Hay cosas que uno hace porque debe hacerlas. Forman parte de ritos sagrados que respetamos: el pavo navideño, beber cañas con el aperitivo (gran logro de mi 2010), fumar cuando entrevistas a un cantante porrero, santiguarte antes de encarar una pendiente de esquí o llamar mamá a una suegra un día de borrachera familiar cuando lleva quince años suplicándote que lo hagas. 
El amor nos arrastra al abismo de los rituales sadomasoquistas. Lo sabe bien mi querido J., que es capaz de quedar a comer con la mujer que ama y se acaba de casar con otro. Y prefiere echar sal a puñados sobre esa cicatriz porque no quiere olvidar. Sentir es mucho mejor que no sentir, imagino. Así que la otra noche brindamos con tres ginebras distintas (con sus respectivas tónicas distintas) por el amor que araña, por los ratos excelsos de lo que fue, por los cortes de mangas que hay que hacerle de vez en cuando al estricto sentido común y por la amistad. Esa que perdura aunque a uno le rompa en jirones el corazón una mujer bella, morena y de piernas largas.

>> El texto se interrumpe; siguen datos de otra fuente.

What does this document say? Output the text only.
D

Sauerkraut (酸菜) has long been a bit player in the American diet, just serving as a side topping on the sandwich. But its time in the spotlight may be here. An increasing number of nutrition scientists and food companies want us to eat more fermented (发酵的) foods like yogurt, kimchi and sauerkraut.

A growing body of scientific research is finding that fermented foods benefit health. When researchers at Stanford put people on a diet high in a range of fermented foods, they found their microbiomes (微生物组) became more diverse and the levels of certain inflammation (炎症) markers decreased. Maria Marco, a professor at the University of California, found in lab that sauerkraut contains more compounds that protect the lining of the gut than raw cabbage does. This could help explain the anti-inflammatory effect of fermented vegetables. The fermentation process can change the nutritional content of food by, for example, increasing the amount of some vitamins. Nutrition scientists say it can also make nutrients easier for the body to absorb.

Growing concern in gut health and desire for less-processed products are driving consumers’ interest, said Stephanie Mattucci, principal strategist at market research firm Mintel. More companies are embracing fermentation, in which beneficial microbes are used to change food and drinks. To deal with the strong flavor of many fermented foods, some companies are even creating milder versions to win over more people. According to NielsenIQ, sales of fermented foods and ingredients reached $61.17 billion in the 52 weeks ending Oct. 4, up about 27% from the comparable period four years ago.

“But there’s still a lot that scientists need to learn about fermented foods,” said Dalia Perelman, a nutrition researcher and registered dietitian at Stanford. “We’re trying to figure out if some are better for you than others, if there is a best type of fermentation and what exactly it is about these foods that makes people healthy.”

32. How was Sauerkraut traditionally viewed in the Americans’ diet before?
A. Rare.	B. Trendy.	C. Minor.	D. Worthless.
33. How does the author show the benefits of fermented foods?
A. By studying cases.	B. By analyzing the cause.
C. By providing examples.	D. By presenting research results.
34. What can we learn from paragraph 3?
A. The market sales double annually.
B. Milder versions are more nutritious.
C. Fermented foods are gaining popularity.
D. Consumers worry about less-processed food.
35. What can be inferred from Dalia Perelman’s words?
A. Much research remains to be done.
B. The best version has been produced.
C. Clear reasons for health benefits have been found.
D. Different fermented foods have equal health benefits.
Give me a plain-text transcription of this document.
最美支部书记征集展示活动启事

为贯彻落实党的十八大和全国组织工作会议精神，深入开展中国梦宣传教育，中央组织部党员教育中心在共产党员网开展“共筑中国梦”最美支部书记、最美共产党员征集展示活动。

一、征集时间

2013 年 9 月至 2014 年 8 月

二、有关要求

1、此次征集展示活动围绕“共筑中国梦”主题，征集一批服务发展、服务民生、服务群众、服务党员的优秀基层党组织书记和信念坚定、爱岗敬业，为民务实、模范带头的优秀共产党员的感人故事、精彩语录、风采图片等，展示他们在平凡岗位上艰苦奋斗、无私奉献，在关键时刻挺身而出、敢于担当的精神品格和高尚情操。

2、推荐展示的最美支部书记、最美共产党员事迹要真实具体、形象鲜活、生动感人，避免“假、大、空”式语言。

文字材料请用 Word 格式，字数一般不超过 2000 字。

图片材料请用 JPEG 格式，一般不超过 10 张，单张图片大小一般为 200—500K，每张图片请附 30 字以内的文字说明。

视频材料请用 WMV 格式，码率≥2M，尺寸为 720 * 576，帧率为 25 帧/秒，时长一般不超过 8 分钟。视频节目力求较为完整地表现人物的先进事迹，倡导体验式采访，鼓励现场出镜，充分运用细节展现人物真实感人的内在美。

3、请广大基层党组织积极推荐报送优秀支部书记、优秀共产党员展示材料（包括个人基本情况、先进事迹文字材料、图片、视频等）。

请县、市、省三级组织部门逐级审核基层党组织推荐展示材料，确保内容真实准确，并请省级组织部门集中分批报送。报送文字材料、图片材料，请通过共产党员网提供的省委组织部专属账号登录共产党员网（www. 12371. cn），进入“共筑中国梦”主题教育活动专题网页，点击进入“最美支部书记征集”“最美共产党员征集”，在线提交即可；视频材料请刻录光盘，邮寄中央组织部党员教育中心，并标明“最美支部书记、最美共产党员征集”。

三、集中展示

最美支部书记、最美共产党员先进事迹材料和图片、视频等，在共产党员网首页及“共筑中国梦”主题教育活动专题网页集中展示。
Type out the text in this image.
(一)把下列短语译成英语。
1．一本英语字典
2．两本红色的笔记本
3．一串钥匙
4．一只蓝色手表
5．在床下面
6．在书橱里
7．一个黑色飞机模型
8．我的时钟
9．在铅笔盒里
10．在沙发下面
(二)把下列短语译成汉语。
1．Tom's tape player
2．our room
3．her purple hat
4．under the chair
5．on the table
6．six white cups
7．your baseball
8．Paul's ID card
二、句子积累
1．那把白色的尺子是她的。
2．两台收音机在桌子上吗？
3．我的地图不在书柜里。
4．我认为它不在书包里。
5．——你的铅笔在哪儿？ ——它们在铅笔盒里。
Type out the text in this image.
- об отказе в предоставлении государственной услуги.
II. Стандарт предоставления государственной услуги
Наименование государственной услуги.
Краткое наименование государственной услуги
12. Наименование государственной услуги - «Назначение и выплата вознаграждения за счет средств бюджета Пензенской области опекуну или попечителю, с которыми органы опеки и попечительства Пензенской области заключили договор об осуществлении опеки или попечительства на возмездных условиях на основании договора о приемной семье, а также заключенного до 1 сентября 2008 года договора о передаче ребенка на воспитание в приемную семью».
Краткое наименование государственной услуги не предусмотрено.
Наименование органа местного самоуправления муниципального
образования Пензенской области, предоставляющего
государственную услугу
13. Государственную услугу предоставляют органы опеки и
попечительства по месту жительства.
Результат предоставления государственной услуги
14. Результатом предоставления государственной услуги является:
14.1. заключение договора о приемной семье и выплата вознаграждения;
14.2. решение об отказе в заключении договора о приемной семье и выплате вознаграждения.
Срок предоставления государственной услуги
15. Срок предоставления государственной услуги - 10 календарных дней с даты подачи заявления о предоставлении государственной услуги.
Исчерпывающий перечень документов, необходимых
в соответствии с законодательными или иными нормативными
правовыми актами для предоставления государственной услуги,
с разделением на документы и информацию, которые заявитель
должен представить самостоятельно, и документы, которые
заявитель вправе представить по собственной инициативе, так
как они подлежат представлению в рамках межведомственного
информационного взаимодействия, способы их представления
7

Podría decirse que el desamor es un reto. Lo sabe mi querida L., que anoche cenó sola con su hija y anda cogiendo carrerilla porque el nuevo año la sorprenda sin lágrimas en los ojos. Lo sabe mi querido D., que este año estrenó sofá y paredes blancas en su nueva casa de divorciado, y que anda haciendo fotos a la M-4o sin saber que es un grito, un brindis al abismo de las luces. Lo sabe que querido M., que quería marcarse una elipsis desde ayer hasta el día 7 de enero, y que un día de estos dará señales de vida. “Vamos, hombre, que de desamor no muere nadie -le dije-” Y el tipo me contesta con varios ejemplos bien dramáticos de la literatura universal. Lo sabe mi A-1, que se niega a ser un trío porque el amor lo imagina siempre a dos. Y lo sabe mi A-2, que ama y desama, derramando su pena en esculturas prodigiosas. 
Pero quien mejor lo sabe es mi querida V., que este año perdió a su amor para siempre en una carretera, y anda rellenando su pena de vacío, como un enorme pavo que traga y traga como si tuviera un agujero sin fondo. Todos los pozos tienen suelo salvo cuando el shock te impide recordar lo que era un pozo, ¿verdad V.?
Me parece muy útil reservar el dolor para lo inevitable. Un chino que me daba masajes lo resumía así: “Si tiene arreglo, ¿por qué te preocupas? Y si no lo tiene, ¿por qué te preocupas?” Inevitablemente mi pavo está destinado a la basura. Lloro por él cual plañidera sobreactuada. Inevitablemente el Requiem de Mozart me da alas y hay trozos que canto con voz de cazalla. Lloro por Mozart. 
Inevitablemente mis amigos con heridas de amor sentirán que un día de estos ya no sangran y se han parado un rato más de lo normal delante de otra morena de piernas largas, o de un rubio cahondo y multiusos como mi idolatrado Calleja. 
O, mucho mejor, se sentirán cómodamente instalados en su soledad. Y aquí, lo saben, tienen una amiga dispuesta a sacar el pavo en abril y escenificar una noche buena de las buenas. Brindo por vosotros y por que lo que ha unido Mozart no lo separe un menú maltrecho!